Later in the session, the Lord Advocate then went on to address arguments that the Scottish legislation infringed on reserved UK Equality laws, arguing the Bill only alters the process of obtaining a GRC, not the effect of the certificate.
She also said no explanation was given on what the Secretary of State meant when he said the legislation would have adverse effects on UK tax IT systems, arguing Mr Jack should explain his rationale, rather than Scottish ministers “to try to work out what he was on about”.

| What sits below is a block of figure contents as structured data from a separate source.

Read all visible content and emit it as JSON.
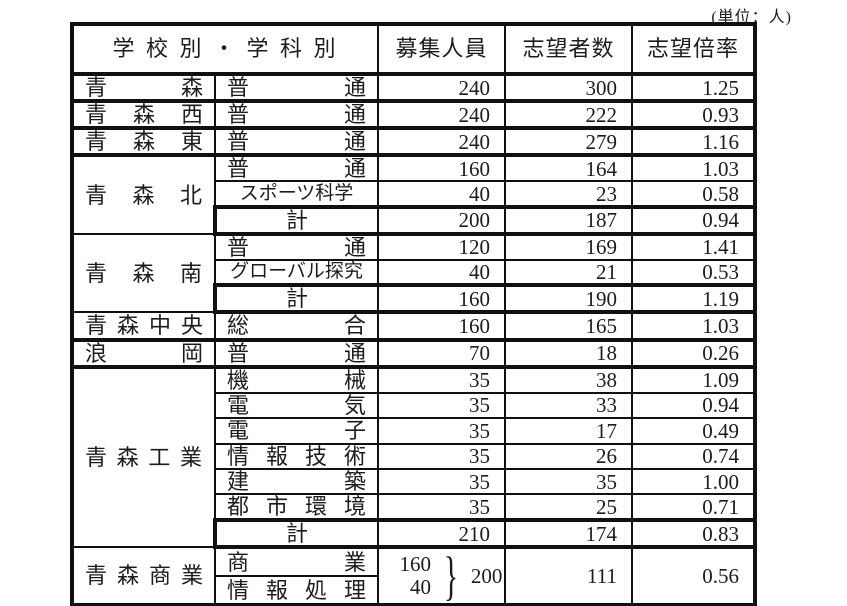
{
  "unit_note": "(単位：人)",
  "colors": {
    "border": "#111111",
    "text": "#1c1c1c",
    "background": "#ffffff"
  },
  "brace_glyph": "}",
  "table": {
    "header": {
      "school_dept": "学 校 別 ・ 学 科 別",
      "capacity": "募集人員",
      "applicants": "志望者数",
      "ratio": "志望倍率"
    },
    "total_label": "計",
    "groups": [
      {
        "school": "青 森",
        "rows": [
          {
            "dept": "普 通",
            "cap": "240",
            "app": "300",
            "ratio": "1.25"
          }
        ]
      },
      {
        "school": "青 森 西",
        "rows": [
          {
            "dept": "普 通",
            "cap": "240",
            "app": "222",
            "ratio": "0.93"
          }
        ]
      },
      {
        "school": "青 森 東",
        "rows": [
          {
            "dept": "普 通",
            "cap": "240",
            "app": "279",
            "ratio": "1.16"
          }
        ]
      },
      {
        "school": "青 森 北",
        "rows": [
          {
            "dept": "普 通",
            "cap": "160",
            "app": "164",
            "ratio": "1.03"
          },
          {
            "dept": "スポーツ科学",
            "cap": "40",
            "app": "23",
            "ratio": "0.58"
          }
        ],
        "total": {
          "label": "計",
          "cap": "200",
          "app": "187",
          "ratio": "0.94"
        }
      },
      {
        "school": "青 森 南",
        "rows": [
          {
            "dept": "普 通",
            "cap": "120",
            "app": "169",
            "ratio": "1.41"
          },
          {
            "dept": "グローバル探究",
            "cap": "40",
            "app": "21",
            "ratio": "0.53"
          }
        ],
        "total": {
          "label": "計",
          "cap": "160",
          "app": "190",
          "ratio": "1.19"
        }
      },
      {
        "school": "青 森 中 央",
        "rows": [
          {
            "dept": "総 合",
            "cap": "160",
            "app": "165",
            "ratio": "1.03"
          }
        ]
      },
      {
        "school": "浪 岡",
        "rows": [
          {
            "dept": "普 通",
            "cap": "70",
            "app": "18",
            "ratio": "0.26"
          }
        ]
      },
      {
        "school": "青 森 工 業",
        "rows": [
          {
            "dept": "機 械",
            "cap": "35",
            "app": "38",
            "ratio": "1.09"
          },
          {
            "dept": "電 気",
            "cap": "35",
            "app": "33",
            "ratio": "0.94"
          },
          {
            "dept": "電 子",
            "cap": "35",
            "app": "17",
            "ratio": "0.49"
          },
          {
            "dept": "情 報 技 術",
            "cap": "35",
            "app": "26",
            "ratio": "0.74"
          },
          {
            "dept": "建 築",
            "cap": "35",
            "app": "35",
            "ratio": "1.00"
          },
          {
            "dept": "都 市 環 境",
            "cap": "35",
            "app": "25",
            "ratio": "0.71"
          }
        ],
        "total": {
          "label": "計",
          "cap": "210",
          "app": "174",
          "ratio": "0.83"
        }
      },
      {
        "school": "青 森 商 業",
        "depts": [
          "商 業",
          "情 報 処 理"
        ],
        "capacity_parts": [
          "160",
          "40"
        ],
        "capacity_total": "200",
        "app": "111",
        "ratio": "0.56"
      }
    ]
  }
}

Concluding her oral submission to the hearing, Ms Bain said the case raises “important questions” about the constitutional arrangements which give the Scottish Parliament “an unquestioned democratic mandate” to legislate within its competence.
She added: “It is inconsistent with that basic constitutional structure which was enacted by the UK Parliament to recognise a broad and largely unfettered power to block the legislative choices of the Scottish Parliament.”
The Scottish legislation seeks to change the age at which a person can obtain a GRC from 18 to 16, and removes the requirement of a gender dysphoria diagnosis.
David Johnston KC, acting on behalf of the UK Government, has began his introductory remarks which will continue into Wednesday afternoon, with the hearing expected to conclude on Thursday.
In a 15-minute opening statement, he said Section 35 was “integral” to the constitutional distribution of the Scotland Act.
He added: “It’s an express recognition on the face of the Act on the possibility that devolved policy may have an adverse impact on the operation of the law as it applies to reserved matters.”